ITR is a major issue and consumes more than half of many company's and individual's IT budgets. If even one program with an exploitable security issue, for example, has not been updated properly and thoroughly, your entire computer system or network could be compromised, requiring full software reinstallation, possibly lost sales, staff downtime, and more. Even after everything has been resolved, considerable time and money has been spent simply returning the environment to the condition it was in prior to the issue; nothing has been improved. If one has a computer and would like a supplemental computer such as a netbook, tablet, or lighter laptop, that new computer must be configured which means that obtaining a new computer is more complex than simply obtaining hardware.

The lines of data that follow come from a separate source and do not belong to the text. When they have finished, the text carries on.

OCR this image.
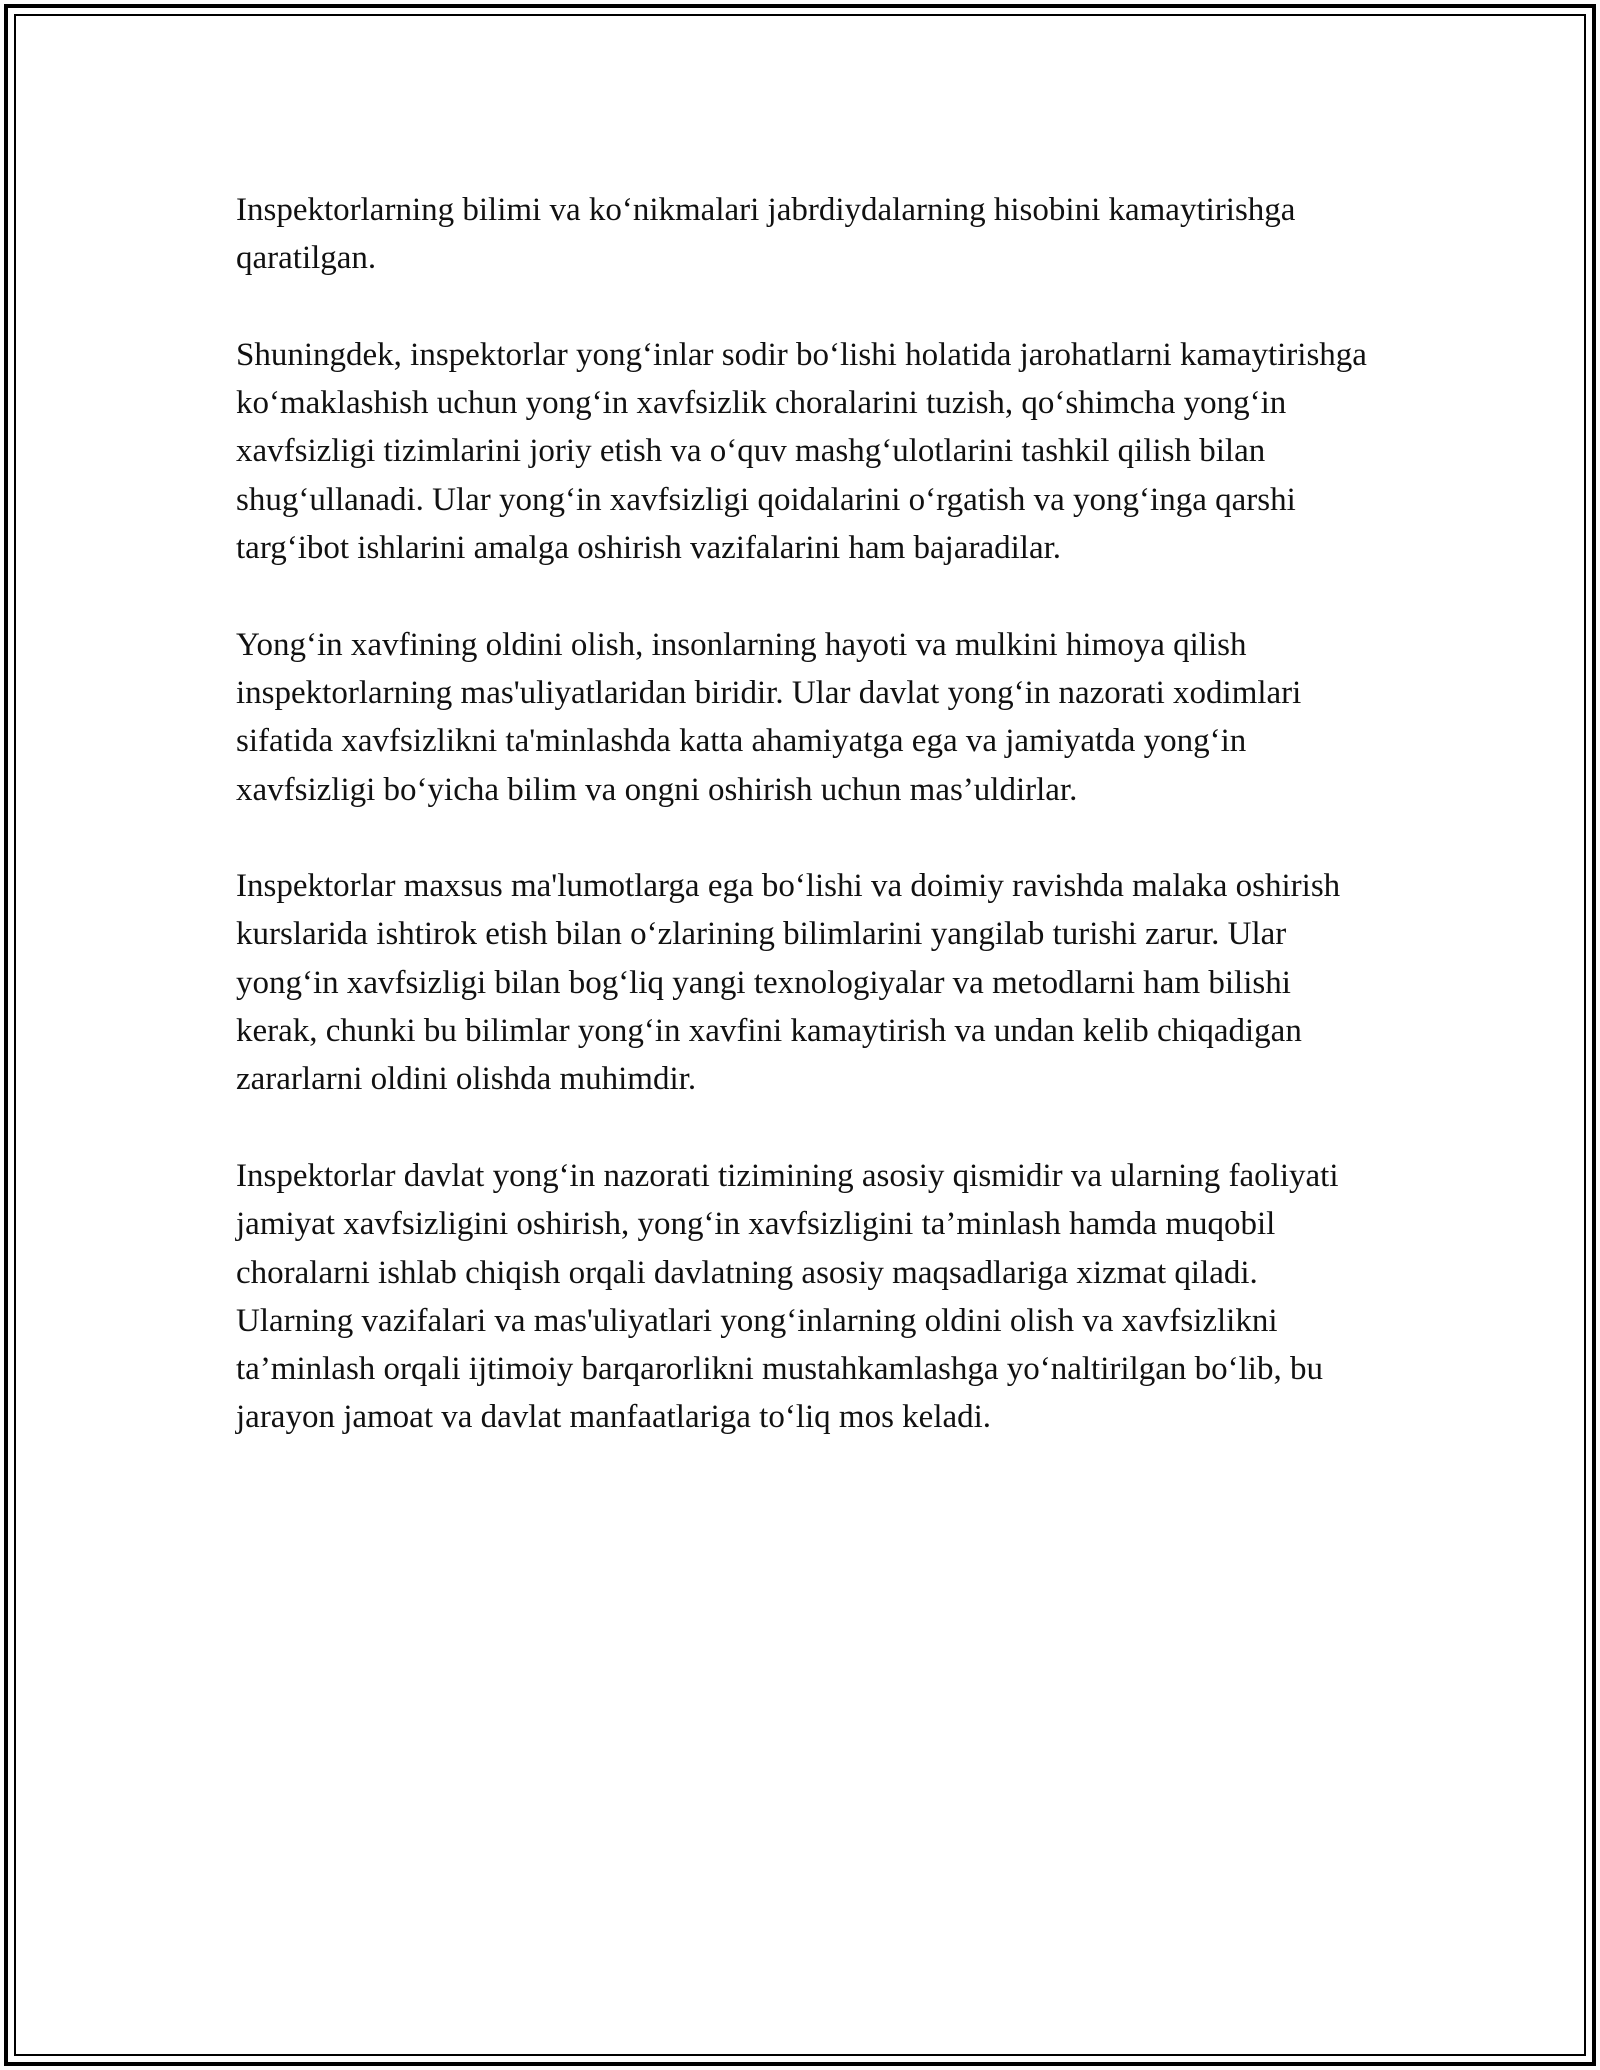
Inspektorlarning bilimi va ko‘nikmalari jabrdiydalarning hisobini kamaytirishga qaratilgan.

Shuningdek, inspektorlar yong‘inlar sodir bo‘lishi holatida jarohatlarni kamaytirishga ko‘maklashish uchun yong‘in xavfsizlik choralarini tuzish, qo‘shimcha yong‘in xavfsizligi tizimlarini joriy etish va o‘quv mashg‘ulotlarini tashkil qilish bilan shug‘ullanadi. Ular yong‘in xavfsizligi qoidalarini o‘rgatish va yong‘inga qarshi targ‘ibot ishlarini amalga oshirish vazifalarini ham bajaradilar.

Yong‘in xavfining oldini olish, insonlarning hayoti va mulkini himoya qilish inspektorlarning mas'uliyatlaridan biridir. Ular davlat yong‘in nazorati xodimlari sifatida xavfsizlikni ta'minlashda katta ahamiyatga ega va jamiyatda yong‘in xavfsizligi bo‘yicha bilim va ongni oshirish uchun mas’uldirlar.

Inspektorlar maxsus ma'lumotlarga ega bo‘lishi va doimiy ravishda malaka oshirish kurslarida ishtirok etish bilan o‘zlarining bilimlarini yangilab turishi zarur. Ular yong‘in xavfsizligi bilan bog‘liq yangi texnologiyalar va metodlarni ham bilishi kerak, chunki bu bilimlar yong‘in xavfini kamaytirish va undan kelib chiqadigan zararlarni oldini olishda muhimdir.

Inspektorlar davlat yong‘in nazorati tizimining asosiy qismidir va ularning faoliyati jamiyat xavfsizligini oshirish, yong‘in xavfsizligini ta’minlash hamda muqobil choralarni ishlab chiqish orqali davlatning asosiy maqsadlariga xizmat qiladi. Ularning vazifalari va mas'uliyatlari yong‘inlarning oldini olish va xavfsizlikni ta’minlash orqali ijtimoiy barqarorlikni mustahkamlashga yo‘naltirilgan bo‘lib, bu jarayon jamoat va davlat manfaatlariga to‘liq mos keladi.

The solution to this is a new computer configuration. One of the exciting things about this is that this is a configuration and, in many instances, does not require new hardware; if your computer is less than five years old, it is very likely you can take advantage of this new configuration with your existing computer. If you happen to have an older computer then, most likely, your next computer will automatically support this new advancement. The first thing to understand is the reason a computer's configuration simply can't be copied to another computer. A computer contains certain programs and settings that you have customized over the years to your liking; your computer has become your computer. Those programs and settings are tightly tied into the operating system (OS) which is the background software that allows you to run your programs and use your computer for various activities. The OS, in turn, is configured specifically for the brand and model of computer on which it's installed, as it is also responsible for controlling the hardware of that computer. Simply copying your environment (OS, programs, and settings) isn't an option as it can't be practically configured for another brand and model without reinstalling and reconfiguring everything.
As many have learned, combination devices are generally not that great: if one component fails, the whole unit may be unusable. Thus it can be best to have separate devices responsible for their own tasks; most of us do have separate washers and dyers, for example. This is the general principle of a new process called "virtualization". The technical reasons it's called virtualization is beyond the scope of this article and, instead, the main thing to understand is that the operating system is no longer responsible for working with the hardware of your computer. The OS is now only responsible for running your programs and helping you with activities.
With virtualization, there is a "host" environment that works with the hardware in the background. It's transparent when one is simply using their computer. The "user" environment contains your operating system, all of your programs, and all of your personal settings. The user environment is not specific to any model or brand of computer and can be easily copied. If you have a stationary computer and want to get a laptop, there is no setup or configuration; simply copy your user environment and within minutes your laptop is an exact copy of your desktop: just the way you like it. Backing up a user environment is as easy as copying a file. If something happens that causes your computer to fail, simply have it repaired and then your user environment backup can be copied back to your repaired computer within minutes. In addition, you are not restricted to just one user environment; you may have as many as you would like. This allows for "hot" backups. If everything is setup as you like and everything is working, just make a quick backup. Now you have two user environments. If your computer obtains malware or a new program conflicts so severely that you can't use your system, it's no problem. Simply switch to your backup environment and, within seconds, you're operational. Now you can work while you're waiting for someone to fix your primary environment.